A few days after the leftovers (sadly) were gone:
I made the soup again when I was at a loss as to what I was going to fix for dinner. This time I used only 1/2 pound of the same sausage but removed the casings and broke it up while I browned it. The first batch had too many BIG pieces of sausage, this time it had more pieces, but less sausage and therefore less fat. I also used 2 sprigs of Rosemary, a pinch of red pepper flakes and about 3 1/2 cups of chicken stock. The day after I made the soup the first time, it was too thick from the beans releasing their starches into the broth. I off-set that this time by adding a little more chicken stock at the beginning, rather than having to thin it down the second day. I decided to take the time to skim the fat off of the top of the soup while I simmered this time too. Removing the casings seemed to allow a lot more fat to float out into the soup. I can't stand to see fat floating on the top of my soup. If you're the kind of person who doesn't mind it, you can skip this step. But I was feeling rather anal that day and felt the need. All of my new tweaks worked well.
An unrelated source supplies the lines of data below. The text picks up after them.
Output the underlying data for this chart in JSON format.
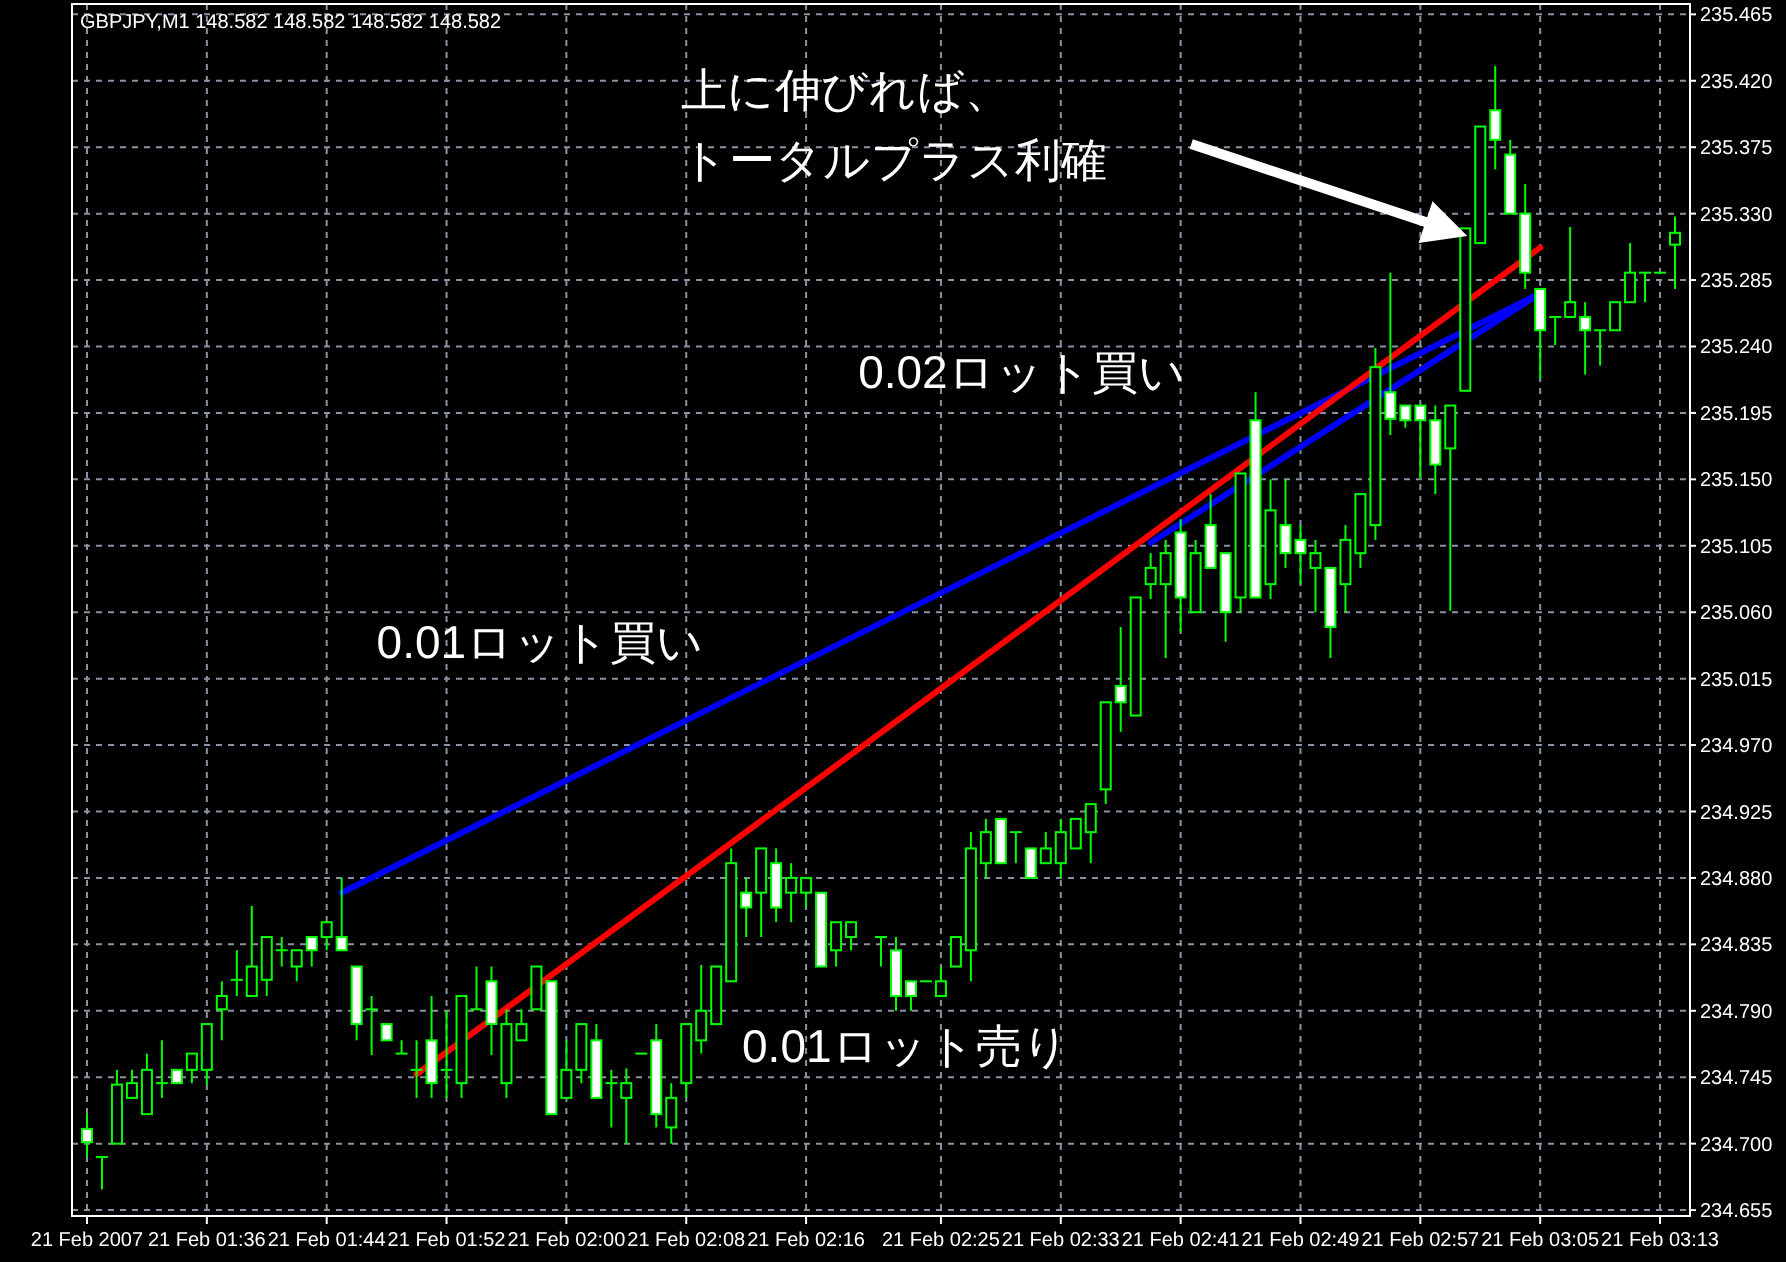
{
  "chart_data": {
    "type": "candlestick",
    "title": "GBPJPY,M1  148.582 148.582 148.582 148.582",
    "x": [
      "2007-02-21T01:28",
      "2007-02-21T01:29",
      "2007-02-21T01:30",
      "2007-02-21T01:31",
      "2007-02-21T01:32",
      "2007-02-21T01:33",
      "2007-02-21T01:34",
      "2007-02-21T01:35",
      "2007-02-21T01:36",
      "2007-02-21T01:37",
      "2007-02-21T01:38",
      "2007-02-21T01:39",
      "2007-02-21T01:40",
      "2007-02-21T01:41",
      "2007-02-21T01:42",
      "2007-02-21T01:43",
      "2007-02-21T01:44",
      "2007-02-21T01:45",
      "2007-02-21T01:46",
      "2007-02-21T01:47",
      "2007-02-21T01:48",
      "2007-02-21T01:49",
      "2007-02-21T01:50",
      "2007-02-21T01:51",
      "2007-02-21T01:52",
      "2007-02-21T01:53",
      "2007-02-21T01:54",
      "2007-02-21T01:55",
      "2007-02-21T01:56",
      "2007-02-21T01:57",
      "2007-02-21T01:58",
      "2007-02-21T01:59",
      "2007-02-21T02:00",
      "2007-02-21T02:01",
      "2007-02-21T02:02",
      "2007-02-21T02:03",
      "2007-02-21T02:04",
      "2007-02-21T02:05",
      "2007-02-21T02:06",
      "2007-02-21T02:07",
      "2007-02-21T02:08",
      "2007-02-21T02:09",
      "2007-02-21T02:10",
      "2007-02-21T02:11",
      "2007-02-21T02:12",
      "2007-02-21T02:13",
      "2007-02-21T02:14",
      "2007-02-21T02:15",
      "2007-02-21T02:16",
      "2007-02-21T02:17",
      "2007-02-21T02:18",
      "2007-02-21T02:19",
      "2007-02-21T02:21",
      "2007-02-21T02:22",
      "2007-02-21T02:23",
      "2007-02-21T02:24",
      "2007-02-21T02:25",
      "2007-02-21T02:26",
      "2007-02-21T02:27",
      "2007-02-21T02:28",
      "2007-02-21T02:29",
      "2007-02-21T02:30",
      "2007-02-21T02:31",
      "2007-02-21T02:32",
      "2007-02-21T02:33",
      "2007-02-21T02:34",
      "2007-02-21T02:35",
      "2007-02-21T02:36",
      "2007-02-21T02:37",
      "2007-02-21T02:38",
      "2007-02-21T02:39",
      "2007-02-21T02:40",
      "2007-02-21T02:41",
      "2007-02-21T02:42",
      "2007-02-21T02:43",
      "2007-02-21T02:44",
      "2007-02-21T02:45",
      "2007-02-21T02:46",
      "2007-02-21T02:47",
      "2007-02-21T02:48",
      "2007-02-21T02:49",
      "2007-02-21T02:50",
      "2007-02-21T02:51",
      "2007-02-21T02:52",
      "2007-02-21T02:53",
      "2007-02-21T02:54",
      "2007-02-21T02:55",
      "2007-02-21T02:56",
      "2007-02-21T02:57",
      "2007-02-21T02:58",
      "2007-02-21T02:59",
      "2007-02-21T03:00",
      "2007-02-21T03:01",
      "2007-02-21T03:02",
      "2007-02-21T03:03",
      "2007-02-21T03:04",
      "2007-02-21T03:05",
      "2007-02-21T03:06",
      "2007-02-21T03:07",
      "2007-02-21T03:08",
      "2007-02-21T03:09",
      "2007-02-21T03:10",
      "2007-02-21T03:11",
      "2007-02-21T03:12",
      "2007-02-21T03:13",
      "2007-02-21T03:14"
    ],
    "ohlc": [
      [
        234.71,
        234.72,
        234.691,
        234.701
      ],
      [
        234.691,
        234.691,
        234.669,
        234.691
      ],
      [
        234.7,
        234.75,
        234.7,
        234.74
      ],
      [
        234.731,
        234.75,
        234.731,
        234.741
      ],
      [
        234.72,
        234.761,
        234.72,
        234.75
      ],
      [
        234.741,
        234.77,
        234.731,
        234.741
      ],
      [
        234.75,
        234.75,
        234.741,
        234.741
      ],
      [
        234.75,
        234.761,
        234.741,
        234.761
      ],
      [
        234.75,
        234.781,
        234.74,
        234.781
      ],
      [
        234.791,
        234.81,
        234.77,
        234.8
      ],
      [
        234.811,
        234.831,
        234.8,
        234.811
      ],
      [
        234.8,
        234.861,
        234.8,
        234.82
      ],
      [
        234.811,
        234.84,
        234.8,
        234.84
      ],
      [
        234.831,
        234.84,
        234.82,
        234.831
      ],
      [
        234.82,
        234.831,
        234.81,
        234.831
      ],
      [
        234.84,
        234.84,
        234.82,
        234.831
      ],
      [
        234.84,
        234.85,
        234.831,
        234.85
      ],
      [
        234.84,
        234.88,
        234.831,
        234.831
      ],
      [
        234.82,
        234.82,
        234.77,
        234.781
      ],
      [
        234.791,
        234.8,
        234.76,
        234.791
      ],
      [
        234.781,
        234.781,
        234.77,
        234.77
      ],
      [
        234.761,
        234.77,
        234.761,
        234.761
      ],
      [
        234.75,
        234.77,
        234.731,
        234.75
      ],
      [
        234.77,
        234.8,
        234.731,
        234.741
      ],
      [
        234.75,
        234.79,
        234.731,
        234.75
      ],
      [
        234.741,
        234.8,
        234.731,
        234.8
      ],
      [
        234.791,
        234.82,
        234.791,
        234.791
      ],
      [
        234.81,
        234.82,
        234.76,
        234.781
      ],
      [
        234.741,
        234.791,
        234.731,
        234.781
      ],
      [
        234.77,
        234.791,
        234.77,
        234.781
      ],
      [
        234.791,
        234.82,
        234.791,
        234.82
      ],
      [
        234.81,
        234.81,
        234.72,
        234.72
      ],
      [
        234.731,
        234.77,
        234.731,
        234.75
      ],
      [
        234.75,
        234.781,
        234.741,
        234.781
      ],
      [
        234.77,
        234.781,
        234.731,
        234.731
      ],
      [
        234.741,
        234.75,
        234.711,
        234.741
      ],
      [
        234.731,
        234.751,
        234.7,
        234.741
      ],
      [
        234.761,
        234.761,
        234.761,
        234.761
      ],
      [
        234.77,
        234.781,
        234.711,
        234.72
      ],
      [
        234.711,
        234.741,
        234.7,
        234.731
      ],
      [
        234.741,
        234.781,
        234.731,
        234.781
      ],
      [
        234.77,
        234.821,
        234.761,
        234.79
      ],
      [
        234.781,
        234.82,
        234.781,
        234.82
      ],
      [
        234.81,
        234.9,
        234.81,
        234.89
      ],
      [
        234.87,
        234.88,
        234.84,
        234.86
      ],
      [
        234.87,
        234.9,
        234.84,
        234.9
      ],
      [
        234.89,
        234.9,
        234.85,
        234.86
      ],
      [
        234.87,
        234.89,
        234.85,
        234.88
      ],
      [
        234.87,
        234.88,
        234.86,
        234.88
      ],
      [
        234.87,
        234.87,
        234.82,
        234.82
      ],
      [
        234.831,
        234.85,
        234.82,
        234.85
      ],
      [
        234.84,
        234.85,
        234.831,
        234.85
      ],
      [
        234.84,
        234.84,
        234.82,
        234.84
      ],
      [
        234.831,
        234.84,
        234.79,
        234.8
      ],
      [
        234.81,
        234.81,
        234.79,
        234.8
      ],
      [
        234.81,
        234.81,
        234.81,
        234.81
      ],
      [
        234.8,
        234.82,
        234.8,
        234.81
      ],
      [
        234.82,
        234.84,
        234.82,
        234.84
      ],
      [
        234.831,
        234.911,
        234.81,
        234.9
      ],
      [
        234.89,
        234.92,
        234.88,
        234.911
      ],
      [
        234.92,
        234.92,
        234.89,
        234.89
      ],
      [
        234.911,
        234.911,
        234.89,
        234.911
      ],
      [
        234.9,
        234.9,
        234.88,
        234.88
      ],
      [
        234.89,
        234.911,
        234.89,
        234.9
      ],
      [
        234.89,
        234.92,
        234.88,
        234.911
      ],
      [
        234.9,
        234.92,
        234.9,
        234.92
      ],
      [
        234.911,
        234.93,
        234.89,
        234.93
      ],
      [
        234.94,
        234.999,
        234.93,
        234.999
      ],
      [
        235.01,
        235.05,
        234.979,
        234.999
      ],
      [
        234.99,
        235.07,
        234.99,
        235.07
      ],
      [
        235.079,
        235.1,
        235.069,
        235.09
      ],
      [
        235.079,
        235.109,
        235.029,
        235.1
      ],
      [
        235.114,
        235.123,
        235.047,
        235.07
      ],
      [
        235.06,
        235.109,
        235.06,
        235.1
      ],
      [
        235.119,
        235.14,
        235.09,
        235.09
      ],
      [
        235.1,
        235.1,
        235.04,
        235.06
      ],
      [
        235.07,
        235.154,
        235.06,
        235.154
      ],
      [
        235.19,
        235.209,
        235.07,
        235.07
      ],
      [
        235.079,
        235.15,
        235.069,
        235.129
      ],
      [
        235.119,
        235.15,
        235.09,
        235.1
      ],
      [
        235.109,
        235.119,
        235.079,
        235.1
      ],
      [
        235.09,
        235.109,
        235.06,
        235.1
      ],
      [
        235.09,
        235.09,
        235.029,
        235.05
      ],
      [
        235.079,
        235.119,
        235.06,
        235.109
      ],
      [
        235.1,
        235.14,
        235.09,
        235.14
      ],
      [
        235.119,
        235.239,
        235.109,
        235.226
      ],
      [
        235.209,
        235.29,
        235.18,
        235.191
      ],
      [
        235.2,
        235.2,
        235.185,
        235.19
      ],
      [
        235.2,
        235.2,
        235.151,
        235.19
      ],
      [
        235.19,
        235.2,
        235.14,
        235.16
      ],
      [
        235.171,
        235.2,
        235.061,
        235.2
      ],
      [
        235.21,
        235.32,
        235.21,
        235.32
      ],
      [
        235.31,
        235.389,
        235.31,
        235.389
      ],
      [
        235.4,
        235.43,
        235.36,
        235.38
      ],
      [
        235.37,
        235.38,
        235.33,
        235.33
      ],
      [
        235.33,
        235.35,
        235.279,
        235.29
      ],
      [
        235.279,
        235.279,
        235.218,
        235.251
      ],
      [
        235.26,
        235.26,
        235.241,
        235.26
      ],
      [
        235.26,
        235.321,
        235.26,
        235.27
      ],
      [
        235.26,
        235.27,
        235.221,
        235.251
      ],
      [
        235.251,
        235.251,
        235.227,
        235.251
      ],
      [
        235.251,
        235.27,
        235.251,
        235.27
      ],
      [
        235.27,
        235.31,
        235.27,
        235.29
      ],
      [
        235.29,
        235.29,
        235.27,
        235.29
      ],
      [
        235.29,
        235.29,
        235.29,
        235.29
      ],
      [
        235.309,
        235.328,
        235.279,
        235.317
      ]
    ],
    "series": [
      {
        "type": "line",
        "color": "#0000ff",
        "x": [
          "2007-02-21T01:45",
          "2007-02-21T03:05"
        ],
        "values": [
          234.87,
          235.276
        ]
      },
      {
        "type": "line",
        "color": "#0000ff",
        "x": [
          "2007-02-21T02:39",
          "2007-02-21T03:05"
        ],
        "values": [
          235.107,
          235.276
        ]
      },
      {
        "type": "line",
        "color": "#ff0000",
        "x": [
          "2007-02-21T01:50",
          "2007-02-21T03:05"
        ],
        "values": [
          234.747,
          235.307
        ]
      }
    ],
    "annotations": [
      "上に伸びれば、",
      "トータルプラス利確",
      "0.02ロット買い",
      "0.01ロット買い",
      "0.01ロット売り"
    ],
    "xlim": [
      "2007-02-21T01:27",
      "2007-02-21T03:15"
    ],
    "xticks": [
      {
        "value": "2007-02-21T01:28",
        "label": "21 Feb 2007"
      },
      {
        "value": "2007-02-21T01:36",
        "label": "21 Feb 01:36"
      },
      {
        "value": "2007-02-21T01:44",
        "label": "21 Feb 01:44"
      },
      {
        "value": "2007-02-21T01:52",
        "label": "21 Feb 01:52"
      },
      {
        "value": "2007-02-21T02:00",
        "label": "21 Feb 02:00"
      },
      {
        "value": "2007-02-21T02:08",
        "label": "21 Feb 02:08"
      },
      {
        "value": "2007-02-21T02:16",
        "label": "21 Feb 02:16"
      },
      {
        "value": "2007-02-21T02:25",
        "label": "21 Feb 02:25"
      },
      {
        "value": "2007-02-21T02:33",
        "label": "21 Feb 02:33"
      },
      {
        "value": "2007-02-21T02:41",
        "label": "21 Feb 02:41"
      },
      {
        "value": "2007-02-21T02:49",
        "label": "21 Feb 02:49"
      },
      {
        "value": "2007-02-21T02:57",
        "label": "21 Feb 02:57"
      },
      {
        "value": "2007-02-21T03:05",
        "label": "21 Feb 03:05"
      },
      {
        "value": "2007-02-21T03:13",
        "label": "21 Feb 03:13"
      }
    ],
    "ylim": [
      234.651,
      235.472
    ],
    "yticks": [
      234.655,
      {
        "value": 234.7,
        "label": "234.700"
      },
      234.745,
      {
        "value": 234.79,
        "label": "234.790"
      },
      234.835,
      {
        "value": 234.88,
        "label": "234.880"
      },
      234.925,
      {
        "value": 234.97,
        "label": "234.970"
      },
      235.015,
      {
        "value": 235.06,
        "label": "235.060"
      },
      235.105,
      {
        "value": 235.15,
        "label": "235.150"
      },
      235.195,
      {
        "value": 235.24,
        "label": "235.240"
      },
      235.285,
      {
        "value": 235.33,
        "label": "235.330"
      },
      235.375,
      {
        "value": 235.42,
        "label": "235.420"
      },
      235.465
    ],
    "grid": true
  }
}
So here's the tasty, yet simple recipe. Sorry there aren't any pictures. I was so impatient to eat it, I forgot to snap a picture.
Almost Cook's Illustrated Tuscan White Bean Soup
1/2 to 1 lb Italian sausage links
2 Tbsp olive oil, if needed
1 med onion, chopped
1 Tbsp chopped garlic, about 3-4 cloves
3 1/2 c water
2 1/2 to 3 1/2 c chicken stock
5 - 14oz cans cannellini beans, drained and rinsed
1-2 sprigs Rosemary
Parmesan rind, about 3-4" piece
day-old French or Italian bread
In a large stock pot, brown sausage links. (Alternately, remove the casings and brown sausage. Leave in pan while browning onions.) Remove from pot and set aside.
Add oil to pot if there isn't enough fat from sausages. Saute onions until soft.
Add garlic, cook for about 1 minute, or until it is fragrant.
Dump water, stock and beans into pot. Put sausages back in along with Parmesan rind and Rosemary
Bring to a boil over medium-high heat. Lower heat to medium-low and simmer until sausages are cooked through, about 15-20 minutes. (Chicken or Turkey = 160-165 degrees, Pork = 170 degrees)
Remove sausage links, slice them into rounds and return to the pot. (Skip this step is you browned the sausage without the casings. Instead, skim fat off of the top of the soup.)
Let simmer for 5 more minutes.
Season with salt and pepper, remove Parmesan rind and Rosemary.
Place a chunk of dry bread in bottom of bowl and ladle soup over the top.
- Drizzle with good extra virgin olive oil and balsamic vinegar for a little extra yummy-ness.